68• FURIOSA

176 16 12
                                    

Clary Miller

O ar da noite ainda carregava o peso do encontro no banheiro. Cada vez que eu respirava, sentia o cheiro de tabaco impregnado nas minhas roupas, a lembrança viva do quanto eu tinha deixado Red me afetar. Eu estava sozinha agora, em pé na calçada, longe do bar, longe dele, mas a sensação ainda não tinha passado. Meus ombros estavam tensos, minha mente fervilhando com pensamentos confusos.

-Eu sou uma idiota, murmurei para mim mesma, socando o bolso do casaco em frustração. Meu peito subia e descia rápido. -Como eu pude deixar isso acontecer?

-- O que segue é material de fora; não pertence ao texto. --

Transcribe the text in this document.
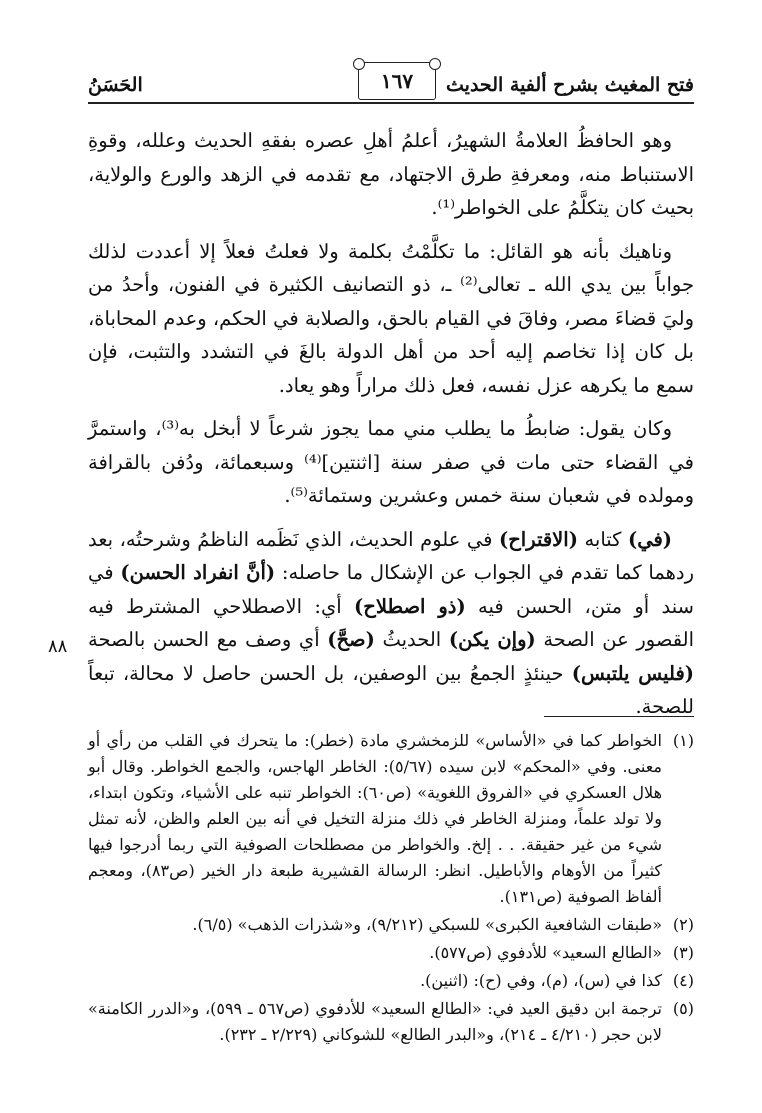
فتح المغيث بشرح ألفية الحديث
١٦٧
الحَسَنُ
٨٨

وهو الحافظُ العلامةُ الشهيرُ، أعلمُ أهلِ عصره بفقهِ الحديث وعلله، وقوةِ الاستنباط منه، ومعرفةِ طرق الاجتهاد، مع تقدمه في الزهد والورع والولاية، بحيث كان يتكلَّمُ على الخواطر⁽¹⁾.

وناهيك بأنه هو القائل: ما تكلَّمْتُ بكلمة ولا فعلتُ فعلاً إلا أعددت لذلك جواباً بين يدي الله ـ تعالى⁽²⁾ ـ، ذو التصانيف الكثيرة في الفنون، وأحدُ من وليَ قضاءَ مصر، وفاقَ في القيام بالحق، والصلابة في الحكم، وعدم المحاباة، بل كان إذا تخاصم إليه أحد من أهل الدولة بالغَ في التشدد والتثبت، فإن سمع ما يكرهه عزل نفسه، فعل ذلك مراراً وهو يعاد.

وكان يقول: ضابطُ ما يطلب مني مما يجوز شرعاً لا أبخل به⁽³⁾، واستمرَّ في القضاء حتى مات في صفر سنة [اثنتين]⁽⁴⁾ وسبعمائة، ودُفن بالقرافة ومولده في شعبان سنة خمس وعشرين وستمائة⁽⁵⁾.

(في) كتابه (الاقتراح) في علوم الحديث، الذي نَظَمه الناظمُ وشرحتُه، بعد ردهما كما تقدم في الجواب عن الإشكال ما حاصله: (أنَّ انفراد الحسن) في سند أو متن، الحسن فيه (ذو اصطلاح) أي: الاصطلاحي المشترط فيه القصور عن الصحة (وإن يكن) الحديثُ (صحَّ) أي وصف مع الحسن بالصحة (فليس يلتبس) حينئذٍ الجمعُ بين الوصفين، بل الحسن حاصل لا محالة، تبعاً للصحة.

(١)
الخواطر كما في «الأساس» للزمخشري مادة (خطر): ما يتحرك في القلب من رأي أو معنى. وفي «المحكم» لابن سيده (٥/٦٧): الخاطر الهاجس، والجمع الخواطر. وقال أبو هلال العسكري في «الفروق اللغوية» (ص٦٠): الخواطر تنبه على الأشياء، وتكون ابتداء، ولا تولد علماً، ومنزلة الخاطر في ذلك منزلة التخيل في أنه بين العلم والظن، لأنه تمثل شيء من غير حقيقة. . . إلخ. والخواطر من مصطلحات الصوفية التي ربما أدرجوا فيها كثيراً من الأوهام والأباطيل. انظر: الرسالة القشيرية طبعة دار الخير (ص٨٣)، ومعجم ألفاظ الصوفية (ص١٣١).
(٢)
«طبقات الشافعية الكبرى» للسبكي (٩/٢١٢)، و«شذرات الذهب» (٦/٥).
(٣)
«الطالع السعيد» للأدفوي (ص٥٧٧).
(٤)
كذا في (س)، (م)، وفي (ح): (اثنين).
(٥)
ترجمة ابن دقيق العيد في: «الطالع السعيد» للأدفوي (ص٥٦٧ ـ ٥٩٩)، و«الدرر الكامنة» لابن حجر (٤/٢١٠ ـ ٢١٤)، و«البدر الطالع» للشوكاني (٢/٢٢٩ ـ ٢٣٢).
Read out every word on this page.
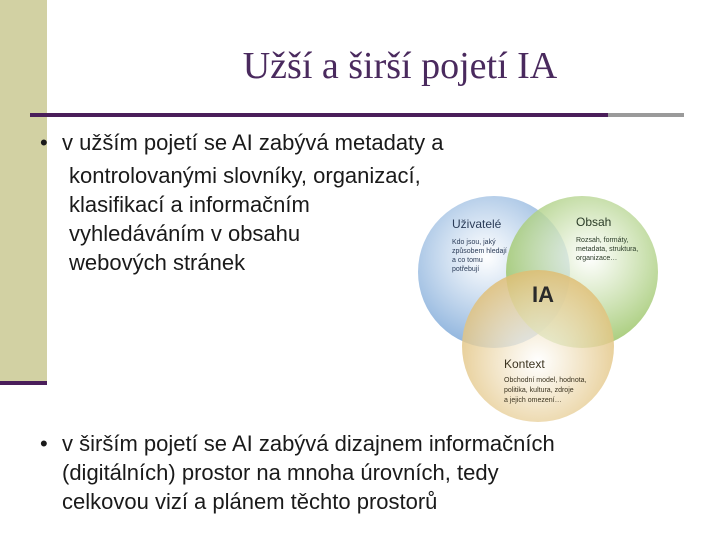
Užší a širší pojetí IA
• v užším pojetí se AI zabývá metadaty a
kontrolovanými slovníky, organizací,
klasifikací a informačním
vyhledáváním v obsahu
webových stránek
Uživatelé
Kdo jsou, jaký
způsobem hledají
a co tomu
potřebují
Obsah
Rozsah, formáty,
metadata, struktura,
organizace…
IA
Kontext
Obchodní model, hodnota,
politika, kultura, zdroje
a jejich omezení…
• v širším pojetí se AI zabývá dizajnem informačních
(digitálních) prostor na mnoha úrovních, tedy
celkovou vizí a plánem těchto prostorů
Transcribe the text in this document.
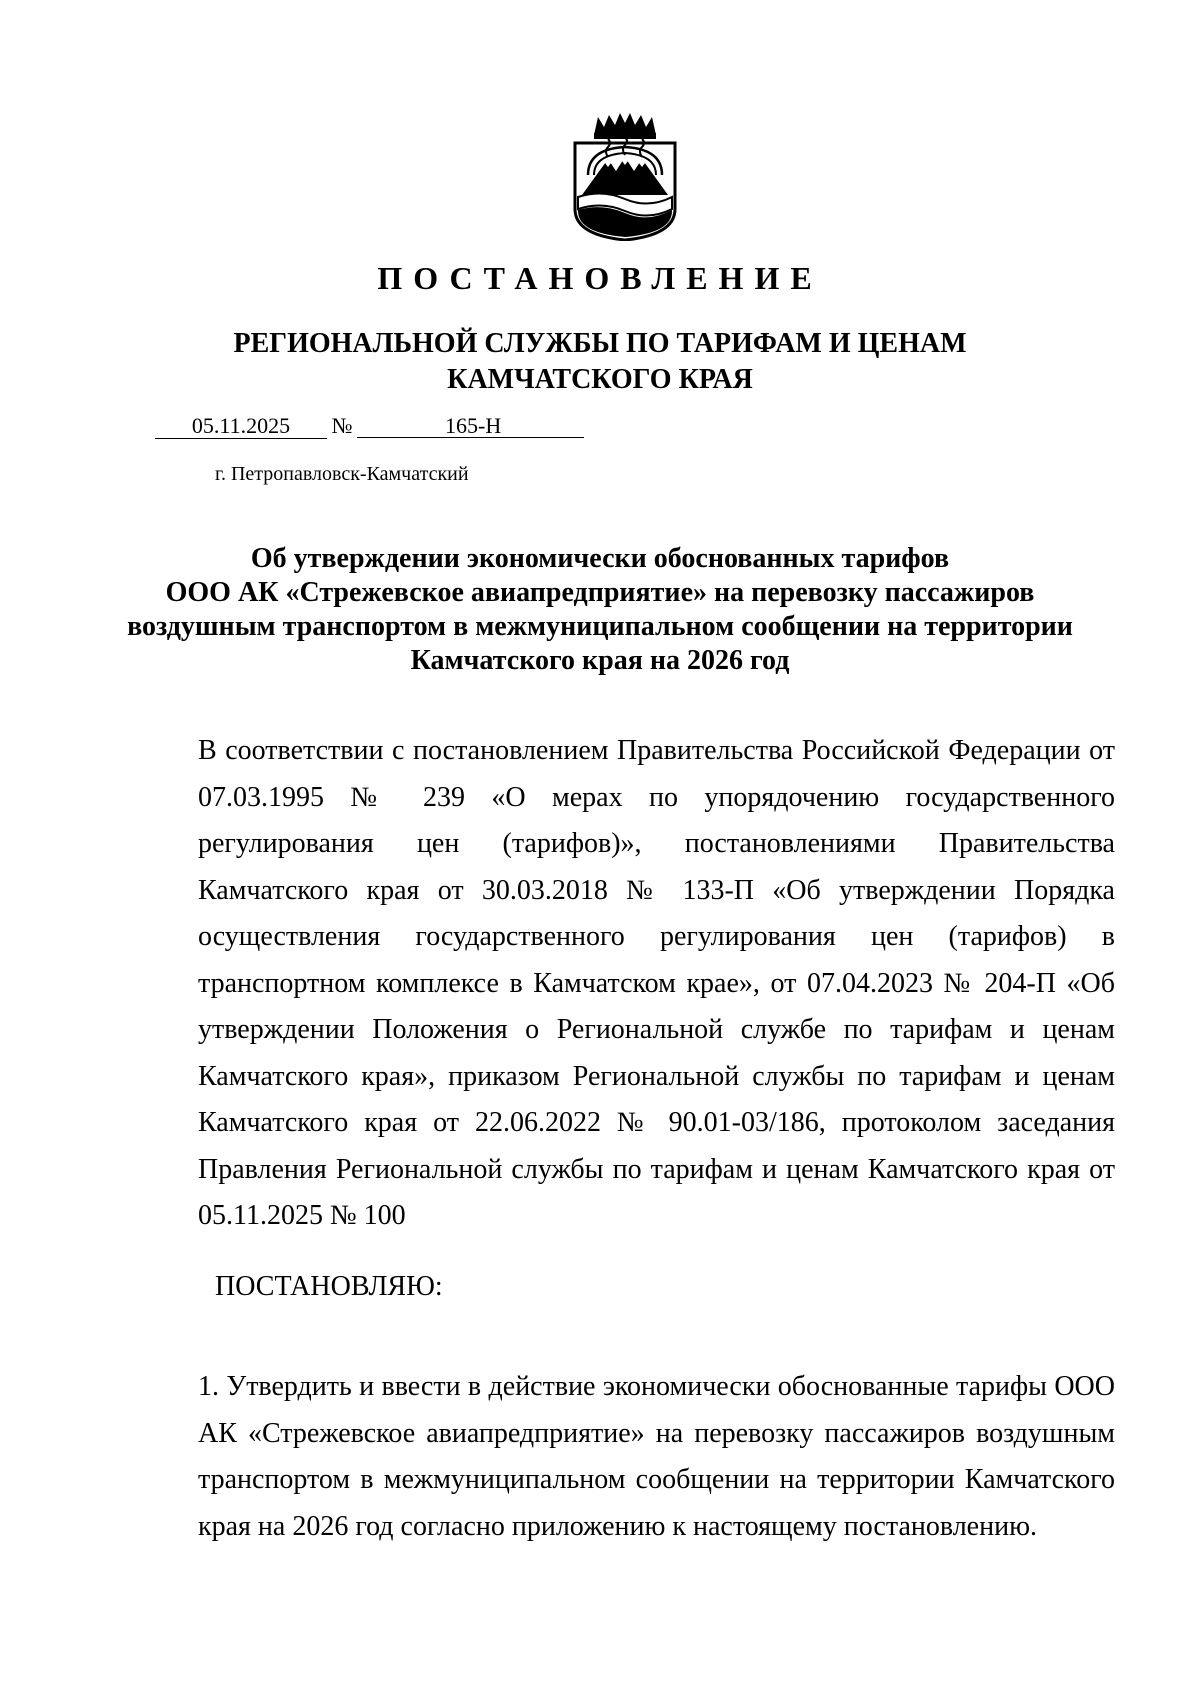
ПОСТАНОВЛЕНИЕ
РЕГИОНАЛЬНОЙ СЛУЖБЫ ПО ТАРИФАМ И ЦЕНАМ
КАМЧАТСКОГО КРАЯ
05.11.2025	№	165-Н
г. Петропавловск-Камчатский
Об утверждении экономически обоснованных тарифов
ООО АК «Стрежевское авиапредприятие» на перевозку пассажиров
воздушным транспортом в межмуниципальном сообщении на территории
Камчатского края на 2026 год
В соответствии с постановлением Правительства Российской Федерации от 07.03.1995 № 239 «О мерах по упорядочению государственного регулирования цен (тарифов)», постановлениями Правительства Камчатского края от 30.03.2018 № 133-П «Об утверждении Порядка осуществления государственного регулирования цен (тарифов) в транспортном комплексе в Камчатском крае», от 07.04.2023 № 204-П «Об утверждении Положения о Региональной службе по тарифам и ценам Камчатского края», приказом Региональной службы по тарифам и ценам Камчатского края от 22.06.2022 № 90.01-03/186, протоколом заседания Правления Региональной службы по тарифам и ценам Камчатского края от 05.11.2025 № 100
ПОСТАНОВЛЯЮ:
1. Утвердить и ввести в действие экономически обоснованные тарифы ООО АК «Стрежевское авиапредприятие» на перевозку пассажиров воздушным транспортом в межмуниципальном сообщении на территории Камчатского края на 2026 год согласно приложению к настоящему постановлению.
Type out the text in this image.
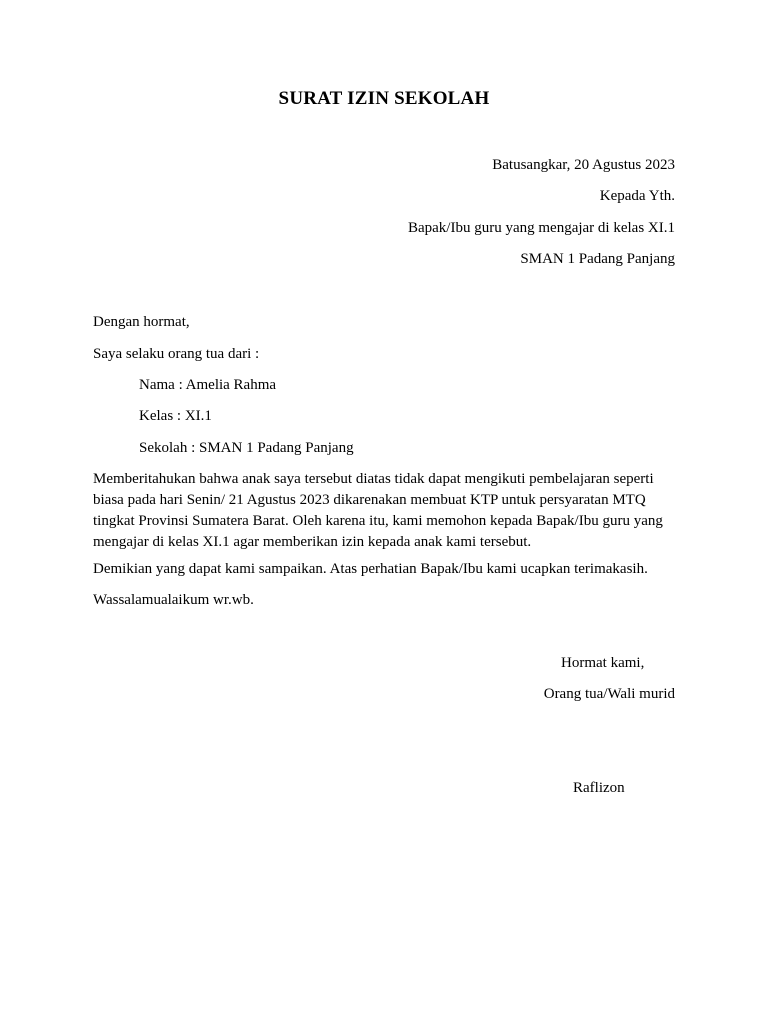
SURAT IZIN SEKOLAH
Batusangkar, 20 Agustus 2023
Kepada Yth.
Bapak/Ibu guru yang mengajar di kelas XI.1
SMAN 1 Padang Panjang
Dengan hormat,
Saya selaku orang tua dari :
Nama : Amelia Rahma
Kelas : XI.1
Sekolah : SMAN 1 Padang Panjang
Memberitahukan bahwa anak saya tersebut diatas tidak dapat mengikuti pembelajaran seperti biasa pada hari Senin/ 21 Agustus 2023 dikarenakan membuat KTP untuk persyaratan MTQ tingkat Provinsi Sumatera Barat. Oleh karena itu, kami memohon kepada Bapak/Ibu guru yang mengajar di kelas XI.1 agar memberikan izin kepada anak kami tersebut.
Demikian yang dapat kami sampaikan. Atas perhatian Bapak/Ibu kami ucapkan terimakasih.
Wassalamualaikum wr.wb.
Hormat kami,
Orang tua/Wali murid
Raflizon
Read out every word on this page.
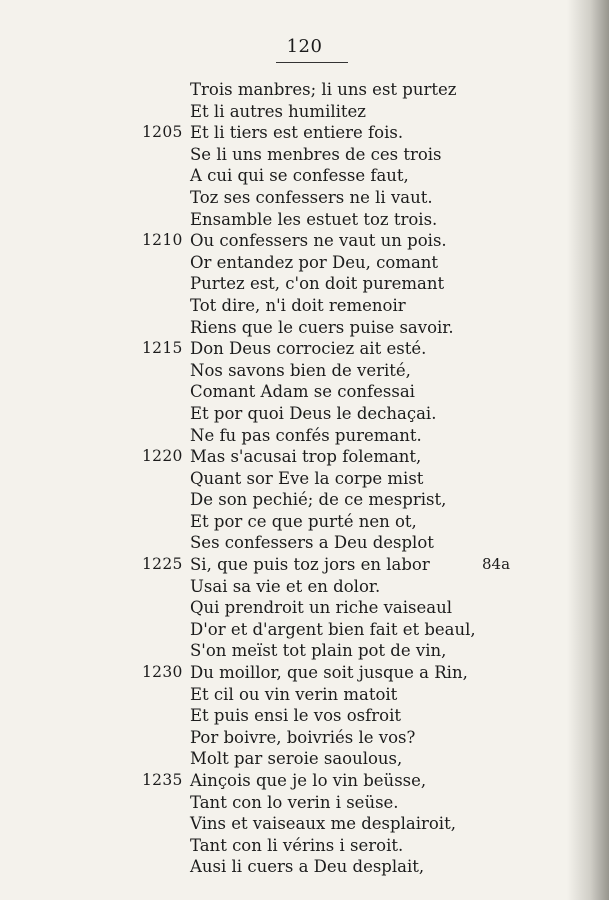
120
Trois manbres; li uns est purtez
Et li autres humilitez
1205 Et li tiers est entiere fois.
Se li uns menbres de ces trois
A cui qui se confesse faut,
Toz ses confessers ne li vaut.
Ensamble les estuet toz trois.
1210 Ou confessers ne vaut un pois.
Or entandez por Deu, comant
Purtez est, c'on doit puremant
Tot dire, n'i doit remenoir
Riens que le cuers puise savoir.
1215 Don Deus corrociez ait esté.
Nos savons bien de verité,
Comant Adam se confessai
Et por quoi Deus le dechaçai.
Ne fu pas confés puremant.
1220 Mas s'acusai trop folemant,
Quant sor Eve la corpe mist
De son pechié; de ce mesprist,
Et por ce que purté nen ot,
Ses confessers a Deu desplot
1225 Si, que puis toz jors en labor	84a
Usai sa vie et en dolor.
Qui prendroit un riche vaiseaul
D'or et d'argent bien fait et beaul,
S'on meïst tot plain pot de vin,
1230 Du moillor, que soit jusque a Rin,
Et cil ou vin verin matoit
Et puis ensi le vos osfroit
Por boivre, boivriés le vos?
Molt par seroie saoulous,
1235 Ainçois que je lo vin beüsse,
Tant con lo verin i seüse.
Vins et vaiseaux me desplairoit,
Tant con li vérins i seroit.
Ausi li cuers a Deu desplait,
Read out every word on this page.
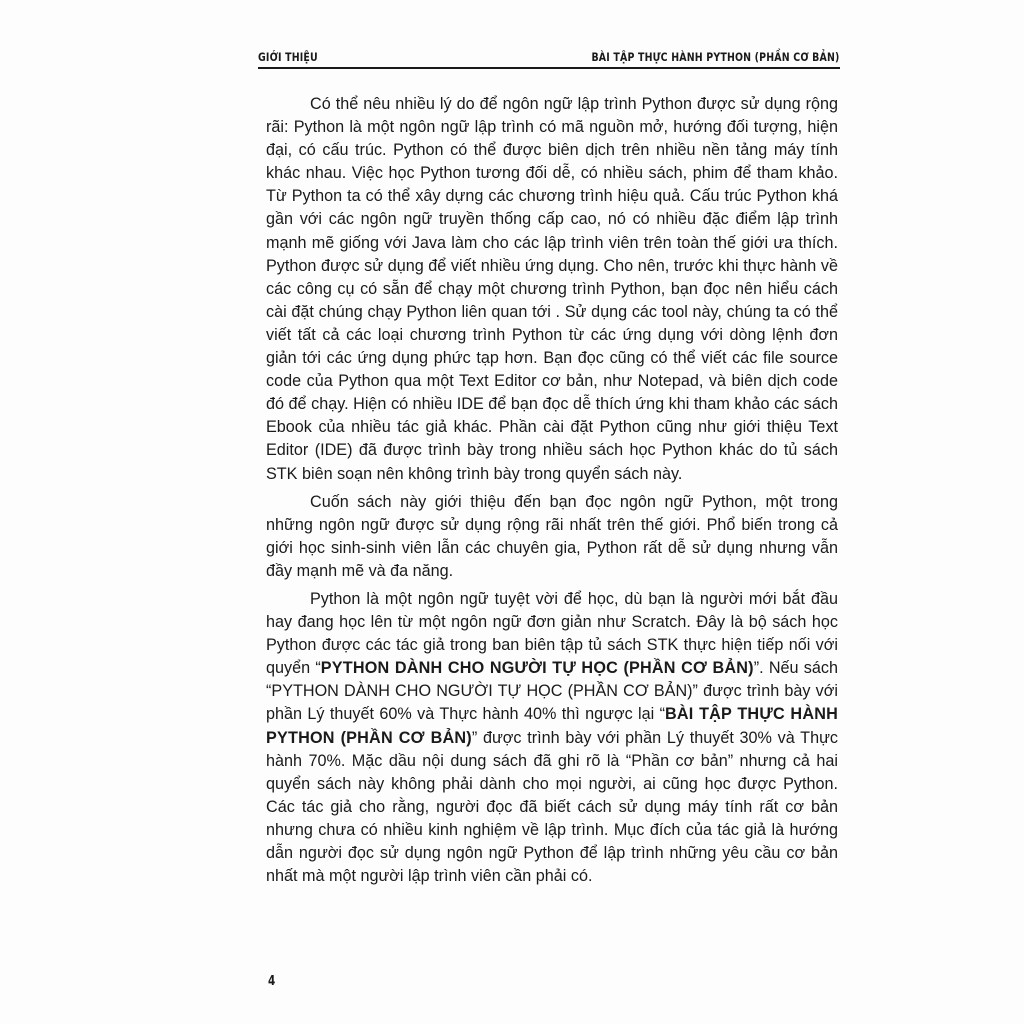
GIỚI THIỆU	BÀI TẬP THỰC HÀNH PYTHON (PHẦN CƠ BẢN)

Có thể nêu nhiều lý do để ngôn ngữ lập trình Python được sử dụng rộng rãi: Python là một ngôn ngữ lập trình có mã nguồn mở, hướng đối tượng, hiện đại, có cấu trúc. Python có thể được biên dịch trên nhiều nền tảng máy tính khác nhau. Việc học Python tương đối dễ, có nhiều sách, phim để tham khảo. Từ Python ta có thể xây dựng các chương trình hiệu quả. Cấu trúc Python khá gần với các ngôn ngữ truyền thống cấp cao, nó có nhiều đặc điểm lập trình mạnh mẽ giống với Java làm cho các lập trình viên trên toàn thế giới ưa thích. Python được sử dụng để viết nhiều ứng dụng. Cho nên, trước khi thực hành về các công cụ có sẵn để chạy một chương trình Python, bạn đọc nên hiểu cách cài đặt chúng chạy Python liên quan tới . Sử dụng các tool này, chúng ta có thể viết tất cả các loại chương trình Python từ các ứng dụng với dòng lệnh đơn giản tới các ứng dụng phức tạp hơn. Bạn đọc cũng có thể viết các file source code của Python qua một Text Editor cơ bản, như Notepad, và biên dịch code đó để chạy. Hiện có nhiều IDE để bạn đọc dễ thích ứng khi tham khảo các sách Ebook của nhiều tác giả khác. Phần cài đặt Python cũng như giới thiệu Text Editor (IDE) đã được trình bày trong nhiều sách học Python khác do tủ sách STK biên soạn nên không trình bày trong quyển sách này.

Cuốn sách này giới thiệu đến bạn đọc ngôn ngữ Python, một trong những ngôn ngữ được sử dụng rộng rãi nhất trên thế giới. Phổ biến trong cả giới học sinh-sinh viên lẫn các chuyên gia, Python rất dễ sử dụng nhưng vẫn đầy mạnh mẽ và đa năng.

Python là một ngôn ngữ tuyệt vời để học, dù bạn là người mới bắt đầu hay đang học lên từ một ngôn ngữ đơn giản như Scratch. Đây là bộ sách học Python được các tác giả trong ban biên tập tủ sách STK thực hiện tiếp nối với quyển “PYTHON DÀNH CHO NGƯỜI TỰ HỌC (PHẦN CƠ BẢN)”. Nếu sách “PYTHON DÀNH CHO NGƯỜI TỰ HỌC (PHẦN CƠ BẢN)” được trình bày với phần Lý thuyết 60% và Thực hành 40% thì ngược lại “BÀI TẬP THỰC HÀNH PYTHON (PHẦN CƠ BẢN)” được trình bày với phần Lý thuyết 30% và Thực hành 70%. Mặc dầu nội dung sách đã ghi rõ là “Phần cơ bản” nhưng cả hai quyển sách này không phải dành cho mọi người, ai cũng học được Python. Các tác giả cho rằng, người đọc đã biết cách sử dụng máy tính rất cơ bản nhưng chưa có nhiều kinh nghiệm về lập trình. Mục đích của tác giả là hướng dẫn người đọc sử dụng ngôn ngữ Python để lập trình những yêu cầu cơ bản nhất mà một người lập trình viên cần phải có.

4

Como deixei ele me afetar assim de novo?

A cada vez que fechei os olhos, as sensações voltavam: o calor do corpo dele contra o meu, o toque dele descendo lentamente pelo meu pescoço, e a forma como ele me prendeu contra o espelho. Era como se estivesse marcado na minha pele. Eu odiava o quanto meu corpo parecia responder a ele, mesmo quando minha mente gritava para fugir. Odiava o quanto, por mais que tentasse negar, meu corpo lembrava. Cada toque, cada provocação... tudo gravado em minha pele, nas minhas memórias.

Eu queria, eu queria muito aquele toque de novo.

Respirei fundo, tentando afastar a sensação, mas não adiantava. O som da música do bar ainda ecoava pela rua, mas eu não ouvia mais nada além do eco da voz dele na minha cabeça. As palavras dele se repetiam, como se fossem uma maldição: "Você me quer. Sempre quis." Eu odiava o quanto aquilo era verdade, e ao mesmo tempo, me recusava a aceitar.

Suspirei novamente, frustrada, e comecei a caminhar mais rápido, tentando me afastar tanto do lugar quanto dos pensamentos. Eu sabia que tinha que ficar longe de Red. Sabia que, se continuasse permitindo que ele se aproximasse, as consequências seriam devastadoras.

- Ele só quer me controlar... me destruir aos poucos... - eu sussurrei para mim mesma, tentando me convencer.

Mas não era só isso. Havia algo nele, algo que me puxava, uma atração perigosa que eu não conseguia ignorar, por mais que tentasse, eu o amava.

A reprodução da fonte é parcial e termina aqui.